Laboratory of Emerging Infectious Diseases, Department of Immunology and Microbiology, Dalhousie University, Halifax, NS, Canada.
Department of Pediatrics, Izaak Walton Killan (IWK) Health Center, CCfV, Halifax, NS, Canada.
Front Immunol. 2023 Mar 9;14:1137850. doi: 10.3389/fimmu.2023.1137850. eCollection 2023.
Millions of deaths worldwide are a result of sepsis (viral and bacterial) and septic shock syndromes which originate from microbial infections and cause a dysregulated host immune response. These diseases share both clinical and immunological patterns that involve a plethora of biomarkers that can be quantified and used to explain the severity level of the disease. Therefore, we hypothesize that the severity of sepsis and septic shock in patients is a function of the concentration of biomarkers of patients.
In our work, we quantified data from 30 biomarkers with direct immune function.
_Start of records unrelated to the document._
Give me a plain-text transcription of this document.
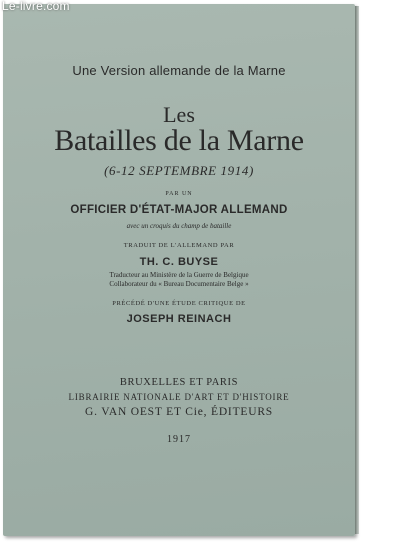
Le-livre.com
Une Version allemande de la Marne
Les
Batailles de la Marne
(6-12 SEPTEMBRE 1914)
PAR UN
OFFICIER D'ÉTAT-MAJOR ALLEMAND
avec un croquis du champ de bataille
TRADUIT DE L'ALLEMAND PAR
TH. C. BUYSE
Traducteur au Ministère de la Guerre de Belgique
Collaborateur du « Bureau Documentaire Belge »
PRÉCÉDÉ D'UNE ÉTUDE CRITIQUE DE
JOSEPH REINACH
BRUXELLES ET PARIS
LIBRAIRIE NATIONALE D'ART ET D'HISTOIRE
G. VAN OEST ET Cie, ÉDITEURS
1917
We used distinct Feature Selection algorithms to isolate biomarkers to be fed into machine learning algorithms, whose mapping of the decision process would allow us to propose an early diagnostic tool.
We isolated two biomarkers, i.e., Programmed Death Ligand-1 and Myeloperoxidase, that were flagged by the interpretation of an Artificial Neural Network. The upregulation of both biomarkers was indicated as contributing to increase the severity level in sepsis (viral and bacterial induced) and septic shock patients.
In conclusion, we built a function considering biomarker concentrations to explain severity among sepsis, sepsis COVID, and septic shock patients. The rules of this function include biomarkers with known medical, biological, and immunological activity, favoring the development of an early diagnosis system based in knowledge extracted from artificial intelligence.
全球数百万人的死亡是由脓毒症(病毒和细菌)和脓毒性休克综合征引起的,这些疾病源于微生物感染,导致宿主免疫反应失调。这些疾病具有共同的临床和免疫模式,涉及大量可量化的生物标志物,可用于解释疾病的严重程度。因此,我们假设患者脓毒症和脓毒性休克的严重程度是患者生物标志物浓度的函数。
在我们的工作中,我们对 30 种具有直接免疫功能的生物标志物进行了定量分析。我们使用不同的特征选择算法来分离生物标志物,并将其输入机器学习算法,其决策过程的映射将使我们能够提出一种早期诊断工具。
我们分离出了两种生物标志物,即程序性死亡配体 1 和髓过氧化物酶,它们被人工神经网络的解释标记出来。这两种生物标志物的上调都表明有助于增加脓毒症(病毒和细菌引起)和脓毒性休克患者的严重程度。
总之,我们构建了一个考虑生物标志物浓度的函数来解释脓毒症、COVID 相关性脓毒症和脓毒性休克患者的严重程度。该函数的规则包括具有已知医学、生物学和免疫学活性的生物标志物,有利于开发基于从人工智能中提取的知识的早期诊断系统。